HALIFAX - Five stamps commemorating the 100th anniversary of the sinking of the Titanic will be released by Canada Post on April 5.

The stamps, created by designers Dennis Page and Oliver Hill of Halifax, depict various parts of the Titanic, which hit an iceberg and sank in the North Atlantic on April 15, 1912, with the loss of 1,500 lives.

A souvenir sheet of four stamps depict the bow of the Titanic stretched over a map of the Atlantic Ocean between the points of Southampton in England and Halifax.

The sheet of stamps also shows workers below the ship's three propellers.

A fifth stamp depicts the Titanic at sea between Southampton and Halifax with Cape Race, N.L., highlighted because its radio station was the first land-based site to receive the ill-fated ship's distress signal.

Halifax played a central role in the Titanic story as cable ships from the city were dispatched to pick up bodies from the Atlantic in the days after the accident.
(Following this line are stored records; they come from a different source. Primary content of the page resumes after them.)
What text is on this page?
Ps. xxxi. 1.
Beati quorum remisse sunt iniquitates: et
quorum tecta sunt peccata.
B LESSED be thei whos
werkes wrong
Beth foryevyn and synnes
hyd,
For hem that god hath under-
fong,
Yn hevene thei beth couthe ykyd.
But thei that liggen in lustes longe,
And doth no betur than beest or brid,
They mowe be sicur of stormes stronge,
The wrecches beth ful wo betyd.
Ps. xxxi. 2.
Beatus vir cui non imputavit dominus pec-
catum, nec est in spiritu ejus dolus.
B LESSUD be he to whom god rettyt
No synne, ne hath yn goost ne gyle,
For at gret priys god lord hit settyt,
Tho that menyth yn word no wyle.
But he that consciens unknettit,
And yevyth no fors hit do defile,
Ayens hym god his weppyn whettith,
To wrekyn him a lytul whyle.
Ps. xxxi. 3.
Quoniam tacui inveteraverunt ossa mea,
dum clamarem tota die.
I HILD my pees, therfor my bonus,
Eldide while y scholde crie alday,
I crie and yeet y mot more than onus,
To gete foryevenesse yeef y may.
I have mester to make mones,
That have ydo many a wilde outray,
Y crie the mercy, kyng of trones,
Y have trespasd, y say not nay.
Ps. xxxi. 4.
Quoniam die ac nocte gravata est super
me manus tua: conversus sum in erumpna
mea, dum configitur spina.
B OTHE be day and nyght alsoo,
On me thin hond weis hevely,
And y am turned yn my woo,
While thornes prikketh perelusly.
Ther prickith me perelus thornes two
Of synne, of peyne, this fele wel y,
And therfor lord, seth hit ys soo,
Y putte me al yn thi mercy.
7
Three cemeteries in the city contain the remains of 150 people whose bodies were recovered at sea.

Page says designing the Titanic stamp was a challenge.

"This was the biggest man-made moving object on Earth that after setting off on her maiden voyage hit an iceberg and ended in disaster. That really stuck with me and how I was going to show that feeling," he said in a statement released Tuesday when the stamps were unveiled.

"I imagined myself standing below her bow looking up which really gives that vantage point and perspective at how vast something like this could be."